Countdown Begins: 7th Pay Commission ends soon, 8th Commission expected to raise salaries
Babushahi Bureau
New Delhi, December 22, 2025:For central government employees and pensioners, December 31, 2025, is an important date as the term of the 7th Pay Commission will officially end on that day. Following this, the 8th Pay Commission is expected to be implemented, after the central government approved its terms in October 2025.
Based on official practices, the new pay structure could be considered effective from January 1, 2026.
The 8th Pay Commission, which started in November 2025, has been given approximately 18 months to submit its recommendations on salaries, allowances, and pensions to the government.
Experts suggest that there may be a gap between the effective date (January 1, 2026) and the actual payment.

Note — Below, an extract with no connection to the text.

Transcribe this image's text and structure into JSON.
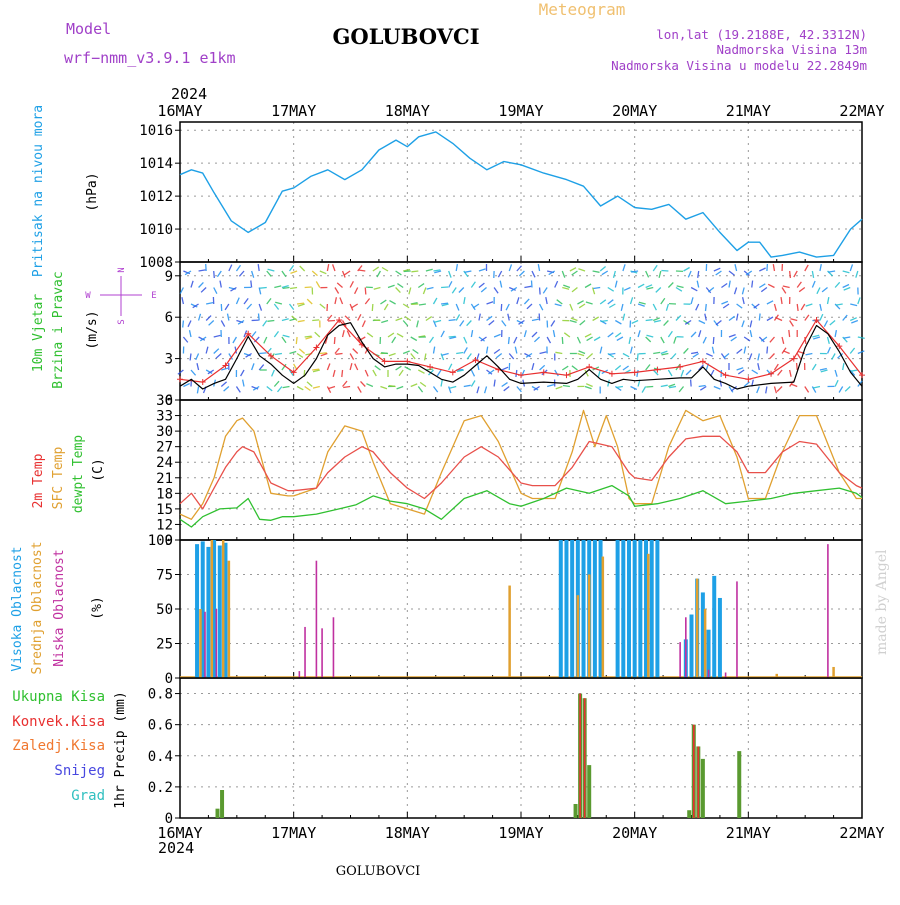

Similar to the 7th Pay Commission, the new pay hike and arrears are likely to be received during 2026-27.
While no official figures have been released yet, estimates based on previous commissions indicate:
- 6th Pay Commission: Average hike ~40%
- 7th Pay Commission: Average hike ~23-25% (fitment factor 2.57)
For the 8th Pay Commission, initial estimates suggest a 20% to 35% increase.
The fitment factor is expected to range between 2.4 and 3.0, potentially benefiting lower-level employees significantly. The final decision will depend on factors such as inflation, the government’s financial position, and tax revenues.